A government report today will show sales at U.S. retailers climbed 0.6 percent in November after a 1.4 percent gain in October, according to the median estimate of 79 economists surveyed by Bloomberg News. The Reuters/University of Michigan preliminary index of consumer sentiment for December probably rose to 68.8 from a final reading of 67.4 a month earlier, according to a separate survey.
Chinese factory output climbed 19.2 percent last month from a year earlier, the statistics bureau said in Beijing, more than the 18.2 percent median estimate in a Bloomberg News survey.
The U.S. “economy looks as if it is recovering and will see slow growth over the next year with a certain degree of risk aversion in place,” said Marius Daheim, a senior fixed-income strategist in Munich at Bayerische Landesbank, Germany’s second- largest state-owned bank.
Record Debt
U.S. officials said last month they will issue more long- term debt and reduce sales of bills and two- and three-year notes as President Barack Obama borrows record amounts to maintain economic growth.
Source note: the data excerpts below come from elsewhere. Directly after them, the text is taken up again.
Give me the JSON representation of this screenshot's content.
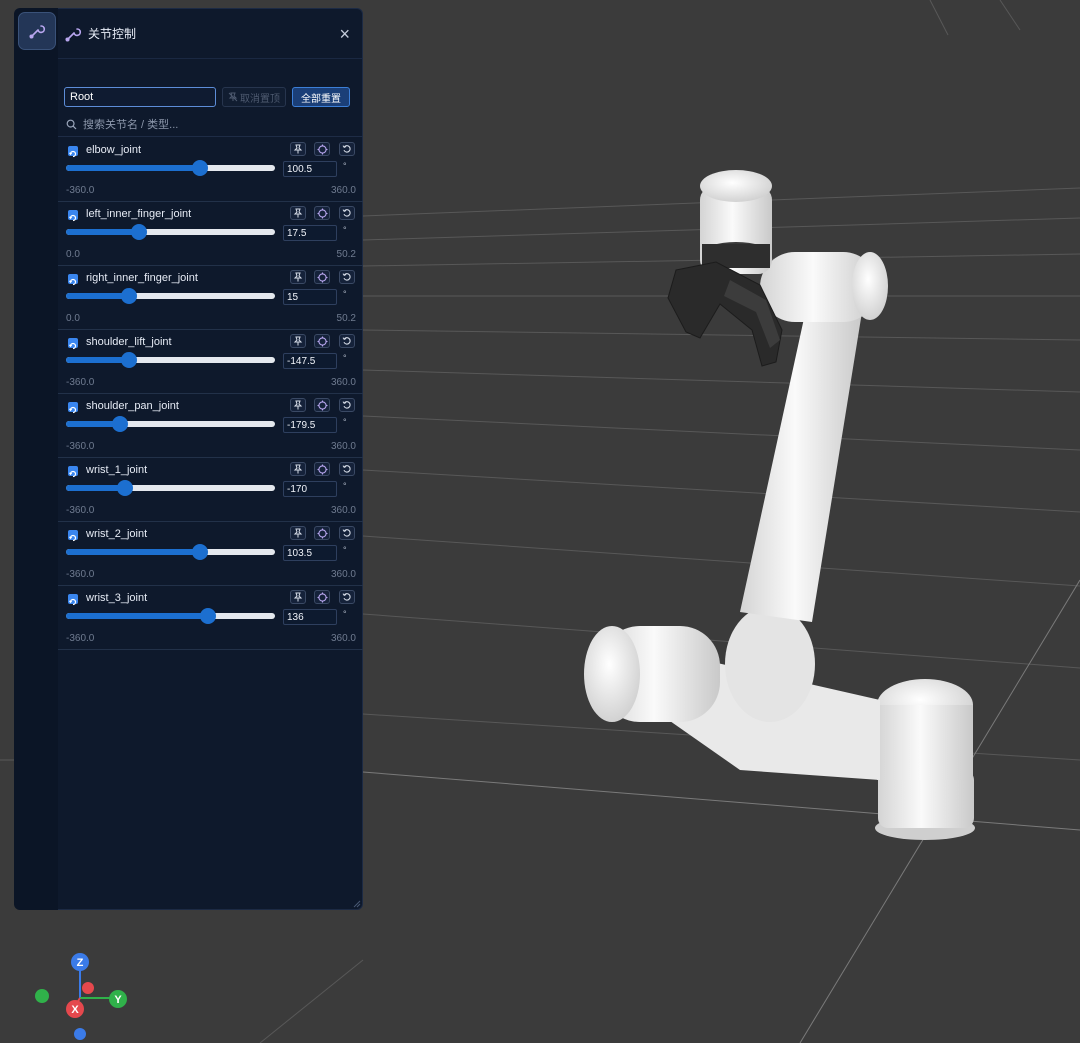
{
  "panel": {
    "title": "关节控制",
    "root_value": "Root",
    "unpin_label": "取消置顶",
    "reset_all_label": "全部重置",
    "search_placeholder": "搜索关节名 / 类型..."
  },
  "joints": [
    {
      "name": "elbow_joint",
      "value": "100.5",
      "unit": "°",
      "min": "-360.0",
      "max": "360.0",
      "level": 0.64
    },
    {
      "name": "left_inner_finger_joint",
      "value": "17.5",
      "unit": "°",
      "min": "0.0",
      "max": "50.2",
      "level": 0.35
    },
    {
      "name": "right_inner_finger_joint",
      "value": "15",
      "unit": "°",
      "min": "0.0",
      "max": "50.2",
      "level": 0.3
    },
    {
      "name": "shoulder_lift_joint",
      "value": "-147.5",
      "unit": "°",
      "min": "-360.0",
      "max": "360.0",
      "level": 0.3
    },
    {
      "name": "shoulder_pan_joint",
      "value": "-179.5",
      "unit": "°",
      "min": "-360.0",
      "max": "360.0",
      "level": 0.26
    },
    {
      "name": "wrist_1_joint",
      "value": "-170",
      "unit": "°",
      "min": "-360.0",
      "max": "360.0",
      "level": 0.28
    },
    {
      "name": "wrist_2_joint",
      "value": "103.5",
      "unit": "°",
      "min": "-360.0",
      "max": "360.0",
      "level": 0.64
    },
    {
      "name": "wrist_3_joint",
      "value": "136",
      "unit": "°",
      "min": "-360.0",
      "max": "360.0",
      "level": 0.68
    }
  ],
  "axes_gizmo": {
    "z": "Z",
    "x": "X",
    "y": "Y"
  },
  "colors": {
    "accent": "#1c6fd0",
    "panel_bg": "#0e192c",
    "viewport_bg": "#3b3b3b",
    "axis_x": "#e5484d",
    "axis_y": "#30b14a",
    "axis_z": "#3b7be8"
  },
  "icons": {
    "rail": "wrench-icon",
    "title": "wrench-icon",
    "close": "close-icon",
    "search": "search-icon",
    "unpin": "pin-off-icon",
    "joint_type": "revolute-joint-icon",
    "pin": "pin-icon",
    "focus": "target-icon",
    "reset": "reset-icon"
  }
}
The country’s marketable debt rose to $7.17 trillion in November, government figures show.
The yield on 30-year bonds slipped 2 basis points today after rising the past two days, following a $13 billion sale of the securities yesterday that drew lower-than-forecast demand.
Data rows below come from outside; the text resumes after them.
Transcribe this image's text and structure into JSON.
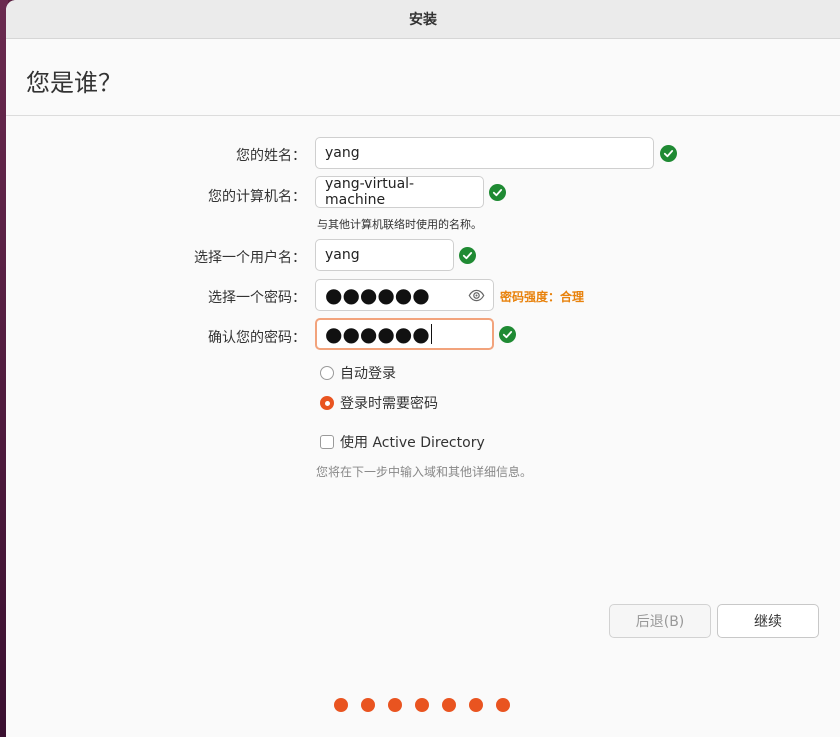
{
  "window": {
    "title": "安装"
  },
  "page": {
    "title": "您是谁？"
  },
  "form": {
    "name": {
      "label": "您的姓名：",
      "value": "yang"
    },
    "computer": {
      "label": "您的计算机名：",
      "value": "yang-virtual-machine",
      "hint": "与其他计算机联络时使用的名称。"
    },
    "username": {
      "label": "选择一个用户名：",
      "value": "yang"
    },
    "password": {
      "label": "选择一个密码：",
      "value": "●●●●●●",
      "strength": "密码强度：合理"
    },
    "confirm": {
      "label": "确认您的密码：",
      "value": "●●●●●●"
    }
  },
  "login_options": {
    "auto_login": "自动登录",
    "require_password": "登录时需要密码",
    "selected": "require_password"
  },
  "active_directory": {
    "label": "使用 Active Directory",
    "checked": false,
    "hint": "您将在下一步中输入域和其他详细信息。"
  },
  "buttons": {
    "back": "后退(B)",
    "next": "继续"
  },
  "progress": {
    "total_steps": 7
  },
  "colors": {
    "accent": "#E95420",
    "valid": "#1F8A33",
    "strength": "#E8820C"
  },
  "icons": {
    "valid": "check-circle-icon",
    "reveal": "eye-icon"
  }
}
The bonds were sold at a yield of 4.52 percent, compared with a forecast of 4.483 percent in a Bloomberg News survey of five of the primary dealers. The bid-to-cover ratio, which gauges demand by comparing total bids with the amount of securities offered, was 2.45, compared with an average of 2.38 at the last 10 auctions.
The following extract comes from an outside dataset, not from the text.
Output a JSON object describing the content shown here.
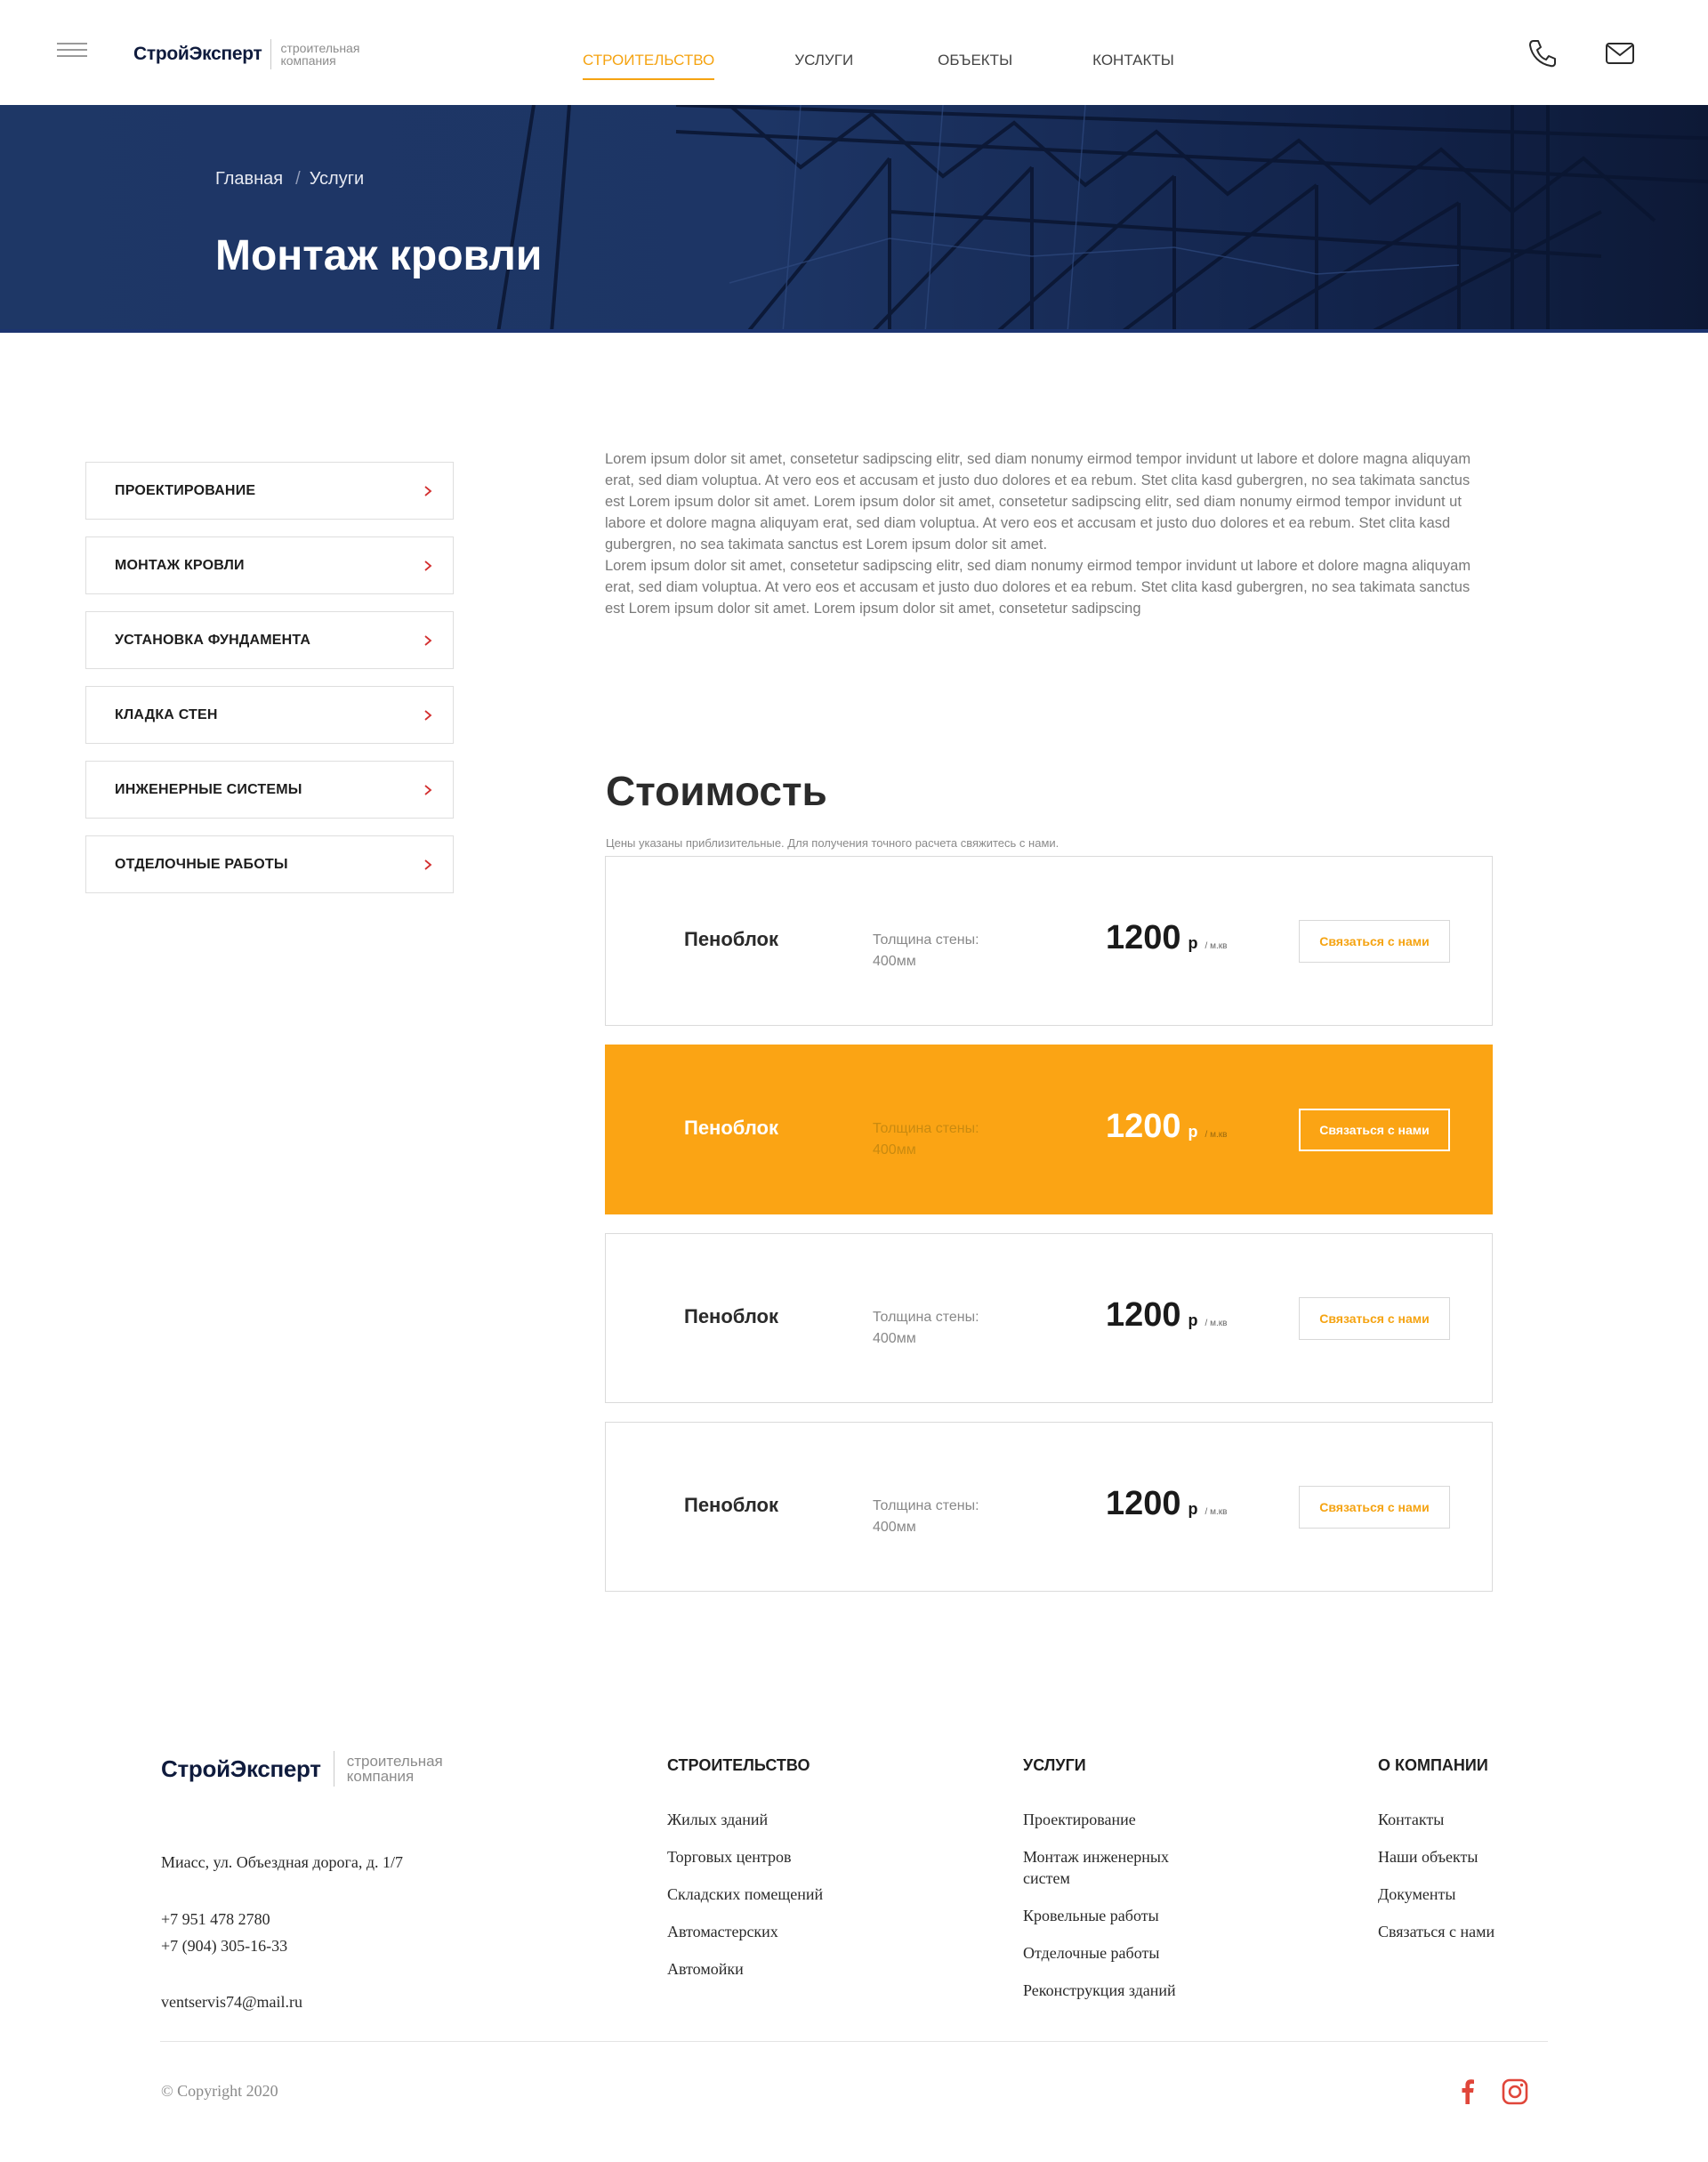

“Thirty-year yields are now at four-month highs,” Commerbank’s Rieger said. “The auction was anything but spectacular.”
Steeper Curve
Historically, a steeper yield curve reflects diminishing demand from investors anticipating inflation.
The spread between yields on 10-year notes and Treasury Inflation Protected Securities, or TIPS, a gauge of trader expectations for consumer prices, widened 1 basis point to 214 basis points. It was at almost zero in December 2008.
The U.S. economy will grow 3 percent in the fourth quarter and 2.7 percent in the first three months of 2010, a Bloomberg survey of banks and securities companies shows.
“A steep curve seems appropriate,” said Daheim. U.S. policy makers “will be very careful not to raise market expectations that things are getting better very quickly” when they meet next week, he said. “A flatter curve is the last thing they would want.”
Moody’s Investors Service said it has no plans to lower its top debt ratings on the U.S. and the U.K.
“The outlook is stable” for the two countries, Moody’s Senior Vice President Tom Byrne said in an interview in Singapore. Byrne was citing comments by Steven Hess, vice president and senior credit officer of the sovereign ratings group for the company, made in a teleconference.
Moody’s this week said the U.S. and the U.K. may “test the Aaa boundaries” as their public finances are worsening in the wake of the global financial crisis.